An Expensive Visit is a 1915 American one-reel silent comedy film produced by the Lubin Manufacturing Company and starring Ed Lawrence, Oliver Hardy, Raymond McKee, Ben Walker, and C. W. Ritchie.

==Plot==
Jack, a college boy, receives a message informing him that his allowance has been cut off and that his father is coming to see how he has been spending his money. Jack and his friends devise a scheme to embarrass his father. His friend Dick dresses as a woman and flirts with the father, who takes her out for an expensive dinner and sees her home afterward. As he tries to kiss her, Tom, another of Jack's friends, playing the role of the woman's jealous husband, enters and threatens the father with a gun. The father hands over all the money in his wallet and leaves town in a hurry, while the boys enjoy a night out at his expense.

==Cast==
- Ed Lawrence as Dad
- Oliver Hardy as Jack
- Raymond McKee as Dick
- Ben Walker as Tom
- Charles W. Ritchie as Bill

==Production and reception==
An Expensive Visit was written by Edwin Ray Coffin, directed by Will Lewis, and produced by Arthur Hotaling, the general supervisor of the Jacksonville, Florida unit of the Lubin Manufacturing Company of Philadelphia. It was released by the General Film Company on March 23, 1915, and was one of the last films produced by Lubin's Jacksonville unit, which had ceased operations on February 13, 1915. The short comedies made by the Lubin company in Florida in 1914 and early 1915 include the earliest screen appearances of Oliver Hardy.

The reviews of the film in the trade papers were positive.
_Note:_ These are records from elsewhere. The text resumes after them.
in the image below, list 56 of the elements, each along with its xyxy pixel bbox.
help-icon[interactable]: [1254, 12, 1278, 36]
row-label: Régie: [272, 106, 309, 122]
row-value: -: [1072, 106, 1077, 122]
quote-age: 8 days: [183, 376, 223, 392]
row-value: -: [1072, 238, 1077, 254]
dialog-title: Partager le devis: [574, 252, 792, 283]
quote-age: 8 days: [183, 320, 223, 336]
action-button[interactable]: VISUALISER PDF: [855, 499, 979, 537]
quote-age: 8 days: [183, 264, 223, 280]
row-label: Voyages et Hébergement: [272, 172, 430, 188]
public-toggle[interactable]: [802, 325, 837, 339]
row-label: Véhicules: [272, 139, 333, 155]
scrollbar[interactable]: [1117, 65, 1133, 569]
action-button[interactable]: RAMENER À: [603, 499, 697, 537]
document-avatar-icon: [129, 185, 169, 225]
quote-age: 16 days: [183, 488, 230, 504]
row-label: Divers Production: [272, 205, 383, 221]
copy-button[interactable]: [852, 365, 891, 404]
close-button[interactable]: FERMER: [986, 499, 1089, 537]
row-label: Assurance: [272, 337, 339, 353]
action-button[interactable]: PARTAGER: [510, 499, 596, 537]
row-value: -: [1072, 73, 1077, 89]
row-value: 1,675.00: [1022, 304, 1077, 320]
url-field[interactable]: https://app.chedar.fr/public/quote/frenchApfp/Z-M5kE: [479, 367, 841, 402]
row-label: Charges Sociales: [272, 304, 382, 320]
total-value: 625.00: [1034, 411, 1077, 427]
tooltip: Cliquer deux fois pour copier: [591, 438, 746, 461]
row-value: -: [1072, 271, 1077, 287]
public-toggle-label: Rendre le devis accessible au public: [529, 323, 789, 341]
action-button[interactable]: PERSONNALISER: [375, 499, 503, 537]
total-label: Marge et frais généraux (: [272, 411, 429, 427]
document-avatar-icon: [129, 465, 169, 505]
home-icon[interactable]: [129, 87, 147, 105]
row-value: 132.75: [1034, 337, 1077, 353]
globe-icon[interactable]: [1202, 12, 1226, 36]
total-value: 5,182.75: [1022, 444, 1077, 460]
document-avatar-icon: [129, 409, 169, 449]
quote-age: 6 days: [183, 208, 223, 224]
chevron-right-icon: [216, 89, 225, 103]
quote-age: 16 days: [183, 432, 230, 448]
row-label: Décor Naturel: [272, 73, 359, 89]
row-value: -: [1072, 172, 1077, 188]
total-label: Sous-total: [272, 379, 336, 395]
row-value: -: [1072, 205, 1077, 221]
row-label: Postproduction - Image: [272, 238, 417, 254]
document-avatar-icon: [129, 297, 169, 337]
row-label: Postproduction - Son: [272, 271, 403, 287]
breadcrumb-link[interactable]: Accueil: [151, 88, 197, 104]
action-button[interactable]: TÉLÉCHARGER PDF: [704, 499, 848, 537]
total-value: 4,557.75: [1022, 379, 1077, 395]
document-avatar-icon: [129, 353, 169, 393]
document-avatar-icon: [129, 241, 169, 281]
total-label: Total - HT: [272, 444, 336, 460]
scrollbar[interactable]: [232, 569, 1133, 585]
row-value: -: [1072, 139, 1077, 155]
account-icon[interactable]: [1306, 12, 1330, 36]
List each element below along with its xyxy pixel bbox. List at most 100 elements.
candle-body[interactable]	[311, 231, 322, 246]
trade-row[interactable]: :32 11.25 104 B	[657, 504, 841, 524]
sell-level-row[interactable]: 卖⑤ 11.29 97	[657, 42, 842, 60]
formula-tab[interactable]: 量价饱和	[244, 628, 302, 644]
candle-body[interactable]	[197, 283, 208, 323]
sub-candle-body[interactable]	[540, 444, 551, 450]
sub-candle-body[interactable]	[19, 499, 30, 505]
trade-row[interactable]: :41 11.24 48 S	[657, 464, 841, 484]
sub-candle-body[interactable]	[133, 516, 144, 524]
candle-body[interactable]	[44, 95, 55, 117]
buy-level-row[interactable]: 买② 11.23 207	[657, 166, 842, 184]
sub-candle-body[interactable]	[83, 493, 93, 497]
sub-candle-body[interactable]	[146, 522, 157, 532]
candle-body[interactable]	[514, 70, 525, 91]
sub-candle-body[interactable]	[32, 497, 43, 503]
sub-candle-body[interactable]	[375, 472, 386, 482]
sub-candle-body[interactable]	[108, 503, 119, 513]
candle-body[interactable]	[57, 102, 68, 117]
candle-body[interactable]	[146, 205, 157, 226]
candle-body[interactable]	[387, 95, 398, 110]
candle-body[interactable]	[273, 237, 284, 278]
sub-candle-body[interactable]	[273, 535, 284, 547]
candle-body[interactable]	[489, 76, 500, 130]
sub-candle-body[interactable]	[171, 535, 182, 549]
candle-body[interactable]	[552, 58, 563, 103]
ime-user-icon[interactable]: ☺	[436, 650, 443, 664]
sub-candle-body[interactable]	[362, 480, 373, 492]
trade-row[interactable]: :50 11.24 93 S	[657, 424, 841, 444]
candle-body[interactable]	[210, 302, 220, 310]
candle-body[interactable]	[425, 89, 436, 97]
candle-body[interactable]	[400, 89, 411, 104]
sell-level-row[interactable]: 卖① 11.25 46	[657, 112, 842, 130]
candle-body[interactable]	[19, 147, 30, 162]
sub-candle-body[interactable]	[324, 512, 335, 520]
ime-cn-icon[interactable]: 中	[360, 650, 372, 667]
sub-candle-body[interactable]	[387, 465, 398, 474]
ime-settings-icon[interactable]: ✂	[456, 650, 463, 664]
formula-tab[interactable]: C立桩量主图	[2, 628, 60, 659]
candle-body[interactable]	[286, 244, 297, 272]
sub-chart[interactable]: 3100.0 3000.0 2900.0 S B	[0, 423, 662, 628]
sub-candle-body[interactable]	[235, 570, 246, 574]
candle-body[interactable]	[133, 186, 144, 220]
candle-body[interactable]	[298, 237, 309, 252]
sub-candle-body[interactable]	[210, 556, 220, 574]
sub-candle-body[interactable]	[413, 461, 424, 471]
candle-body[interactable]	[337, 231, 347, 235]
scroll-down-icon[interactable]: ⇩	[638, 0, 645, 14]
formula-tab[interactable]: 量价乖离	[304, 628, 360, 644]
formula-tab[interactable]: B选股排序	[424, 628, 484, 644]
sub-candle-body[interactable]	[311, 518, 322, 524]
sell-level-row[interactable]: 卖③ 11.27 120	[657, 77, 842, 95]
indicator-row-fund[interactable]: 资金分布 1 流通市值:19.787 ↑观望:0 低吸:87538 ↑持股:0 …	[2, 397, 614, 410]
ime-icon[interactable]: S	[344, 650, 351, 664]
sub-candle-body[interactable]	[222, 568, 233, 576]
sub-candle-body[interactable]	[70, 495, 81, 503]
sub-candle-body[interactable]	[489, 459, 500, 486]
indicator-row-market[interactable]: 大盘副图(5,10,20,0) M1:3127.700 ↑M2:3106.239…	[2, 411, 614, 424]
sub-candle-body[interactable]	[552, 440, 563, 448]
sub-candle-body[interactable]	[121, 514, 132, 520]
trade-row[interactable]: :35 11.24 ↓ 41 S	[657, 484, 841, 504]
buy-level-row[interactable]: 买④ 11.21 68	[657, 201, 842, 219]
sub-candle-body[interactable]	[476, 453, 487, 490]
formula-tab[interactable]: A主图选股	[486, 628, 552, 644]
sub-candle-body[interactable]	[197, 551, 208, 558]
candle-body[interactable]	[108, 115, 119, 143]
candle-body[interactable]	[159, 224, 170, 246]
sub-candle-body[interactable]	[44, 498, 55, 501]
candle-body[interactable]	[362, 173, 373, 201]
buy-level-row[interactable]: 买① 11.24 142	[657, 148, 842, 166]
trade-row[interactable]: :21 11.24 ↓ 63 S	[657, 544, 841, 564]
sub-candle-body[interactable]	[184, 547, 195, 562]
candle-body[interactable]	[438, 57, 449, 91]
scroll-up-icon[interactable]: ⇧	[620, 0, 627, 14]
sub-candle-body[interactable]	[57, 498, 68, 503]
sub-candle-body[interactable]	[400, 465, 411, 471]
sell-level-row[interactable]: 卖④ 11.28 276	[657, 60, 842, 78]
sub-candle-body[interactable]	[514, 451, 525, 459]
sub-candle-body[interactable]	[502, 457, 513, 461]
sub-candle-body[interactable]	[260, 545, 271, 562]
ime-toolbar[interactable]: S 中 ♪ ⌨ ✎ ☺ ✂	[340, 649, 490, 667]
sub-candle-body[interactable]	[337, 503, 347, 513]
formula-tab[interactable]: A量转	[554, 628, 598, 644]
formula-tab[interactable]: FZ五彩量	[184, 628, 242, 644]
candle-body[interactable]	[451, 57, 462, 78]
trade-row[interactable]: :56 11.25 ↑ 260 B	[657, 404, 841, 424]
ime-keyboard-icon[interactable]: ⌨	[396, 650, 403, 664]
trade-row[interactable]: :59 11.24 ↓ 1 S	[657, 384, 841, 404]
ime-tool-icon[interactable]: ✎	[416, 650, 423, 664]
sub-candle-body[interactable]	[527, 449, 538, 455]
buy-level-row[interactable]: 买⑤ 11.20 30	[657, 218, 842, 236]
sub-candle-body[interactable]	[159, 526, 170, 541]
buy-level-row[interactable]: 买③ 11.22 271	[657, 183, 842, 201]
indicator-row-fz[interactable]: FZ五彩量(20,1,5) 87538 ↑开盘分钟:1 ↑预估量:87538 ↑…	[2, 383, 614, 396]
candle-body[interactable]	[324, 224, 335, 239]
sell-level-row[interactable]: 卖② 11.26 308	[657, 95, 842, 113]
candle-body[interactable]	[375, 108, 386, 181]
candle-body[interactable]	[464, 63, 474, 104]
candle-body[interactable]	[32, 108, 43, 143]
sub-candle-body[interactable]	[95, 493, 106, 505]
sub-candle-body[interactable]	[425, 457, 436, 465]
The New York Dramatic Mirror called it "an entertaining comedy", and The Bioscope described it as an "amusing, if somewhat long drawn-out comedy, in which three college lads, anxious to 'raise the wind,' play a decidedly laugnhable, but somewhat mean, trick on the old father". The critic for Moving Picture World wrote that it was "a well-turned one-reel comedy with the pranks of a number of college boys as the foundation of the fun. The spirit and humor put into the performance makes the film exceptionally amusing."

==Preservation and restoration==
An Expensive Visit is one of the few Lubin comedies featuring Oliver Hardy to survive. It was long thought lost, until a nitrate print was acquired by the Library of Congress from a collector in Suffolk, England, in 2012. It was restored by the Library of Congress and Lobster Films from this unique print and released on the blu-ray set Laurel or Hardy: Early Solo Films of Stan Laurel and Oliver Hardy.